Operational risk remains elevated as the company executes its manufacturing transition, with any delay or quality issue potentially impacting revenue and margin. The business is also exposed to reimbursement changes and slow adoption in the outpatient heart failure segment. Liquidity, while improved, remains a watchpoint given ongoing losses and the need for sustained execution to approach cash flow breakeven.

Forward Outlook

For Q3 2025, New Ellis expects:

  • Resolution of sterilization backlog to support normalized revenue flow.
  • Continued growth in pediatric and outpatient heart failure segments as new clinics come online.

For full-year 2025, management maintained a disciplined approach, emphasizing:

  • Completion of KDI manufacturing transition by October.
  • Focus on driving commercial adoption in pediatrics, cardiac surgery, and outpatient heart failure.

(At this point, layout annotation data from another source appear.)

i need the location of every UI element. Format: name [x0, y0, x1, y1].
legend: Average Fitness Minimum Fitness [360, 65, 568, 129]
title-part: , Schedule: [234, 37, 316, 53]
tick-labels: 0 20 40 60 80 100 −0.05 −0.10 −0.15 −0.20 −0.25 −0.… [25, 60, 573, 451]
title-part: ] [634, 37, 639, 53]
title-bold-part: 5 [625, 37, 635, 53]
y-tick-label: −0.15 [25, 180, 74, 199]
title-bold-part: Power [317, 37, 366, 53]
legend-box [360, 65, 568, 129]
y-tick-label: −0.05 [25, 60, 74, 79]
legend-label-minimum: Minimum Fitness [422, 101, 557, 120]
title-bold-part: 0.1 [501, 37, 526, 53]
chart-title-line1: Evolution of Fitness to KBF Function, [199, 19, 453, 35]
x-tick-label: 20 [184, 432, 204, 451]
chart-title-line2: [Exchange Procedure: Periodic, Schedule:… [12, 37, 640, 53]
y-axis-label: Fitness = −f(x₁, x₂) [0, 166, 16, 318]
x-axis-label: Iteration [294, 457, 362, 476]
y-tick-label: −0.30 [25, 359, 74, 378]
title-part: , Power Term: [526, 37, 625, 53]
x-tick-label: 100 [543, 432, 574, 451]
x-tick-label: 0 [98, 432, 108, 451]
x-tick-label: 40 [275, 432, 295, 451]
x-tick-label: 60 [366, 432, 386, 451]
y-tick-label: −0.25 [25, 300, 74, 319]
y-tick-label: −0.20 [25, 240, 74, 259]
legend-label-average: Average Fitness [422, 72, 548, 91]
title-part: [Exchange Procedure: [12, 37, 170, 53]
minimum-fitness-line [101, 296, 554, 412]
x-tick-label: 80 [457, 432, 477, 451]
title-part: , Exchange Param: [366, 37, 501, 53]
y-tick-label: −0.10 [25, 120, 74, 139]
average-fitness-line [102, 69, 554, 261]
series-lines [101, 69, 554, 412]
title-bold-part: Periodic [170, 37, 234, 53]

Management highlighted several factors that will shape results:

  • Execution on manufacturing transition and inventory build.
  • Ramp-up of outpatient heart failure clinics under new reimbursement rates.

Takeaways

New Ellis’ Q2 was a test of operational agility and capital discipline, with pediatric demand and reimbursement tailwinds in heart failure providing a path forward. Investors should monitor:

  • Execution on Manufacturing Transition: Cost savings and supply reliability from KDI move are critical to margin improvement and growth enablement.
  • Pediatric and Outpatient Clinic Ramp: Sustained hospital onboarding and clinic activation will be the main drivers of revenue recovery and future upside.
  • Capital Allocation Discipline: Continued focus on high-return investments and cost control will be essential as the company works toward cash flow breakeven.

Conclusion

New Ellis enters the second half of 2025 with a reset operational base, a sharper focus on its strongest clinical segments, and a major manufacturing transition underway. The company’s ability to execute on these priorities will determine whether recent strategic pivots translate into sustained growth and improved financial health.

Industry Read-Through

The quarter underscores the vulnerability of small medtech firms to supply chain disruptions, especially those reliant on single-source vendors for critical processes like sterilization. The rapid shift in reimbursement for outpatient heart failure treatments signals an evolving payer landscape that could benefit device makers able to support hospital clinic buildouts. Capital discipline and targeted investment in high-impact segments are likely to become more prominent themes across the medtech sector, as companies balance clinical evidence generation with commercial execution under tightening capital markets.